Thought someone may be interested


----------



## KingSized HD (Feb 20, 2020)

1936 Schwinn La Salle - bicycles - by owner - bike sale
					

Real good shape, ser pic



					cincinnati.craigslist.org
				




They're showing the serial # as E43301 which, I think, would make it a 1940.  But if this is original paint the fireball/ramshead wasn't out until 1941 I believe.
Anyway, it's a really good price for an equipped, prewar Schwinn. **

**Assuming it's a 26" frame.


----------



## barneyguey (Feb 20, 2020)

KingSized HD said:


> 1936 Schwinn La Salle - bicycles - by owner - bike sale
> 
> 
> Real good shape, ser pic
> ...



 The fireball/ramshead paint scheme was used on 1940 models also. Barry


----------



## Krakatoa (Feb 20, 2020)

Something about that tank seems off...


----------



## GTs58 (Feb 20, 2020)

Krakatoa said:


> Something about that tank seems off...



 Kinda looks like this piece had an earlier repaint.


----------



## 1motime (Feb 20, 2020)

GTs58 said:


> Kinda looks like this piece had an earlier repaint.
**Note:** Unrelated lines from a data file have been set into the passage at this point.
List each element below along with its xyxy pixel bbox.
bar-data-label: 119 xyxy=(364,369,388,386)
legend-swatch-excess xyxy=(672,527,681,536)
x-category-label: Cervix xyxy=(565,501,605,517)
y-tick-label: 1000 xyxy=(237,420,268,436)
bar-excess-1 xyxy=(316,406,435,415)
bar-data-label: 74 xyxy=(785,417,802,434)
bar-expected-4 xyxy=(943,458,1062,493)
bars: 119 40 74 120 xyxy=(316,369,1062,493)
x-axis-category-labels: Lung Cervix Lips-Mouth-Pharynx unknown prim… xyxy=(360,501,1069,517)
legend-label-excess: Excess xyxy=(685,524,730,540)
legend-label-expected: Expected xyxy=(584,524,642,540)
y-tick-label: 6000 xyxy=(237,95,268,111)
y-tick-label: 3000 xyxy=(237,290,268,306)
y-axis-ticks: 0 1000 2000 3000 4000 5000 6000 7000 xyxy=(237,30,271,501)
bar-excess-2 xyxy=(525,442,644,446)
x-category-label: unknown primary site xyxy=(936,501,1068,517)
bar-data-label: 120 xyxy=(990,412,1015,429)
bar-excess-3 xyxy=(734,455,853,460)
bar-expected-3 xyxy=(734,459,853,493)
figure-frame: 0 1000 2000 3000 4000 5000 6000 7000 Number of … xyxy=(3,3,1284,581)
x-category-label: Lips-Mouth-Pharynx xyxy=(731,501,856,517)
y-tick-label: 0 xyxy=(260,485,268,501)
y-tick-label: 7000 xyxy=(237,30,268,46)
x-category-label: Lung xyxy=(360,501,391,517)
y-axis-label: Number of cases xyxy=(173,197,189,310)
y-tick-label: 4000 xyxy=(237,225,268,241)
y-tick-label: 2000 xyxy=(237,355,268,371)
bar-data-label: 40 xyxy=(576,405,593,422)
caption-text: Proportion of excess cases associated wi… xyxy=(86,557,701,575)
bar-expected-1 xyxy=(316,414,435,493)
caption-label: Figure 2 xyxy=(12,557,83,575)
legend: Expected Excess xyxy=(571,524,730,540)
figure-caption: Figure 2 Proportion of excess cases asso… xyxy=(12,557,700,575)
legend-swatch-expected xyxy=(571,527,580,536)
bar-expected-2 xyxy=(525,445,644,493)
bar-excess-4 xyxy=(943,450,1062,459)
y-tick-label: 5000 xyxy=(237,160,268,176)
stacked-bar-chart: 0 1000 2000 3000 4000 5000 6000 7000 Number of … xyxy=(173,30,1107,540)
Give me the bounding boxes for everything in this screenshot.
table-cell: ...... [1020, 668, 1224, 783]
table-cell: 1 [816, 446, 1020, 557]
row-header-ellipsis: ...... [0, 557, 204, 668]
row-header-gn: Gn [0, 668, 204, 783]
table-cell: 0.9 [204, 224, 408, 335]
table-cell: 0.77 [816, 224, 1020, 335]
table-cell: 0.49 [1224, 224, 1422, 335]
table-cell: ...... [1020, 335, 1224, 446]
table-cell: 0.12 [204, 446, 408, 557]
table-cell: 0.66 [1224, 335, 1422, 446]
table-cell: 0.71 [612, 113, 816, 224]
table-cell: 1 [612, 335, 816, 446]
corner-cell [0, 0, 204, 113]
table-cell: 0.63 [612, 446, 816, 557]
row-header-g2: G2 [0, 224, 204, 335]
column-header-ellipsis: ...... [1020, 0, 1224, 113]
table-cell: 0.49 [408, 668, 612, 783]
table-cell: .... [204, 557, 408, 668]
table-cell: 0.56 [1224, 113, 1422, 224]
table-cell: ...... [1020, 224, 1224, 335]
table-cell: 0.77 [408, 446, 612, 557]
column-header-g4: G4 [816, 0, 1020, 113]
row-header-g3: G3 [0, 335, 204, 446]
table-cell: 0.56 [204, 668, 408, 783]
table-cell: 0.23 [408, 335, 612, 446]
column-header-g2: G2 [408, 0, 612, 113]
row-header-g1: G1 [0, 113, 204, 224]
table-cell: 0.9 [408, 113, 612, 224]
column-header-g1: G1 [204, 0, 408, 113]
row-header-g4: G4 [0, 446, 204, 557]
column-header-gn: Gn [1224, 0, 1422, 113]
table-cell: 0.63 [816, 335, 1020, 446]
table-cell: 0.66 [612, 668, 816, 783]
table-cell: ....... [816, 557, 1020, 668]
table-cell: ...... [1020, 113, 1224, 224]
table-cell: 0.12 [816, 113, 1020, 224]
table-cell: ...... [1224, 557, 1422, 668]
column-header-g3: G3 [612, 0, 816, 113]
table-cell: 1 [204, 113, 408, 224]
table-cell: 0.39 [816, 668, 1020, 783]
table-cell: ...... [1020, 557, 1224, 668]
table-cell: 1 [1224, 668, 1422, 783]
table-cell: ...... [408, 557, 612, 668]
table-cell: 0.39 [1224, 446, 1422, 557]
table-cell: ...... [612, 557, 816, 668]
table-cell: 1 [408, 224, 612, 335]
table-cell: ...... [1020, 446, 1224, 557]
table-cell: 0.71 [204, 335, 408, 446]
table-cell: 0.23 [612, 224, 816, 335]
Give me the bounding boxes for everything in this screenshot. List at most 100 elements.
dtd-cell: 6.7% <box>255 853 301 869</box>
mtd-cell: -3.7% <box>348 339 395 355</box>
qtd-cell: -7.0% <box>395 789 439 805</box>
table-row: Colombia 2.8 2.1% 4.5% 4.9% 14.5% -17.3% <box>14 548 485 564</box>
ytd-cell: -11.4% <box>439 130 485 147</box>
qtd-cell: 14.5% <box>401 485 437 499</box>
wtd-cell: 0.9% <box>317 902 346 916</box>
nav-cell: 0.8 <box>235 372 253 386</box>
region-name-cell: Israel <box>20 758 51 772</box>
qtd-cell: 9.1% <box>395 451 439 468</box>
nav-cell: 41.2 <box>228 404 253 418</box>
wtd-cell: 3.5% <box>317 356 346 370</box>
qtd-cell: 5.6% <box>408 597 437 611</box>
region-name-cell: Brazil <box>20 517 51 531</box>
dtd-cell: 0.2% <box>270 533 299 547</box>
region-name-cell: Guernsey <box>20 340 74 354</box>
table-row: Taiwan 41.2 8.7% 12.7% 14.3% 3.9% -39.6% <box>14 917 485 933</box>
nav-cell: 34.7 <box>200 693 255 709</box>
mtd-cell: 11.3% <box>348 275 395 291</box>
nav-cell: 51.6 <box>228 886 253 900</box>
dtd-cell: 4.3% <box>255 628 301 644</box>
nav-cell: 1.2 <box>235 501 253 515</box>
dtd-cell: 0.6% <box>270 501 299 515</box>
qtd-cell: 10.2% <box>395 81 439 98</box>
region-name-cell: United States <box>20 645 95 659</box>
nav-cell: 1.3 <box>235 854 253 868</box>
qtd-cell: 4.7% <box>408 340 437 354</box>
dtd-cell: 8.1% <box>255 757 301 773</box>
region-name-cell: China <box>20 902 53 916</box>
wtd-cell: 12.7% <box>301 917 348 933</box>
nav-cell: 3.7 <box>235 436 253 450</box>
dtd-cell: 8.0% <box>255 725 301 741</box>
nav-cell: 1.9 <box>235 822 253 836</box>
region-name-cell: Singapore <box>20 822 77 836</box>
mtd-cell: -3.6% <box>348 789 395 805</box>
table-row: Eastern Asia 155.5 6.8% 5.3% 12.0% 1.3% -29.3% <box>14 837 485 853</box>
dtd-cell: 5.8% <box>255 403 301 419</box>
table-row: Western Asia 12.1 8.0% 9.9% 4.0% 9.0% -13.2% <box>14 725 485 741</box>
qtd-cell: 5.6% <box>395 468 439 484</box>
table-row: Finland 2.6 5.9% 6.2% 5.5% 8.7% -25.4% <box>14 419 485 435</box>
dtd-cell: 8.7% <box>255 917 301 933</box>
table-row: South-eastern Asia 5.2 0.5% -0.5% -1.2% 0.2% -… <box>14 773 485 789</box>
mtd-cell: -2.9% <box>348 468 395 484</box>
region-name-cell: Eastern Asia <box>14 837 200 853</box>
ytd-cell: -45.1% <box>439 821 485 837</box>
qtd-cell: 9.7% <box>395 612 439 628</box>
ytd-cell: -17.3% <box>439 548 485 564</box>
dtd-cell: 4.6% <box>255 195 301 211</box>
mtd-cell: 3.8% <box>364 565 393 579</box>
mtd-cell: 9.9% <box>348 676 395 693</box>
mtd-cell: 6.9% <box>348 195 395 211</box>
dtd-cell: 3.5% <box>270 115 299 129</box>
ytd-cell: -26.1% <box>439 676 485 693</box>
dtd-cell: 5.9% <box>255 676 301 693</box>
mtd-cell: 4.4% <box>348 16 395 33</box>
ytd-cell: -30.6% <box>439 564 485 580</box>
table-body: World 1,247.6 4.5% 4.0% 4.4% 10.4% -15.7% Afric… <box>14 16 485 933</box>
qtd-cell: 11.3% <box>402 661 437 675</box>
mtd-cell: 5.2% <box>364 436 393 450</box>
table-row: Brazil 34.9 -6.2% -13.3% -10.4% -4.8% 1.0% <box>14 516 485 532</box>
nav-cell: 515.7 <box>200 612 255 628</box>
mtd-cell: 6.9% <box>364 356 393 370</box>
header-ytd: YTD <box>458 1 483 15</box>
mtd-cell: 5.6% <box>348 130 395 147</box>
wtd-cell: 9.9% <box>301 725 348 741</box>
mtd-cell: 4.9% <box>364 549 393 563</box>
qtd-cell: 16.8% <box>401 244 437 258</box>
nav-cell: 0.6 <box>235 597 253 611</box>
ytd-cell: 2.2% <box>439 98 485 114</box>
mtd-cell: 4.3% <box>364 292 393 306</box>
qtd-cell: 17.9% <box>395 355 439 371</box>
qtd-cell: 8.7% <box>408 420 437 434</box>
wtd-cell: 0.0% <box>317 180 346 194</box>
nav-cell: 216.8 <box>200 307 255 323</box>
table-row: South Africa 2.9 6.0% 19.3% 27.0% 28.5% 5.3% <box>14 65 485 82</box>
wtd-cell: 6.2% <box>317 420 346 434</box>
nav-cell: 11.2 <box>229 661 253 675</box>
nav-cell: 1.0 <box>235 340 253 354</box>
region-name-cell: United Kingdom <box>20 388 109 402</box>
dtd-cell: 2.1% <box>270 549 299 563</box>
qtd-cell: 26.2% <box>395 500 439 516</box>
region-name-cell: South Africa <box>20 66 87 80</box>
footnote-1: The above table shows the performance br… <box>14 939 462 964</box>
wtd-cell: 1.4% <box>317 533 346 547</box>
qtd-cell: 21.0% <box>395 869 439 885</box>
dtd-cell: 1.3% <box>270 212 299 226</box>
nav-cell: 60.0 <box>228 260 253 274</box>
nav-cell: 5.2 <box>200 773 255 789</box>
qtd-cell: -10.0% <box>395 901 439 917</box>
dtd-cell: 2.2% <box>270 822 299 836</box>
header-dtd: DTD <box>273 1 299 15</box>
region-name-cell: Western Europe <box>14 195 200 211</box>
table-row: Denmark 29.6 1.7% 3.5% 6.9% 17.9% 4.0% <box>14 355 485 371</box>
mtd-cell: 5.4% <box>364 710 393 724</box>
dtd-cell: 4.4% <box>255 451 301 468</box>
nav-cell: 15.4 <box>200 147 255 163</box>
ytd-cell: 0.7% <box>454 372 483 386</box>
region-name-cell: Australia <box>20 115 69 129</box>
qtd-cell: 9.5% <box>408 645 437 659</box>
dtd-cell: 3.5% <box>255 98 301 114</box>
That is not original paint.


----------



## Krakatoa (Feb 20, 2020)

Obviously the paint is not right. I'm talking about the shape of the tank.


----------



## bobcycles (Feb 20, 2020)

that is no DX tank....franken bike with some Ok parts....
price is not too outrageous for what is there.


----------



## Kato (Feb 21, 2020)

Boy I'm glad I check here all the time...........was thinking about checking it out but I thought stuff just looked wrong also.


----------



## Kato (Feb 25, 2020)

Bike is sold.............buyer from Mincie, IN


----------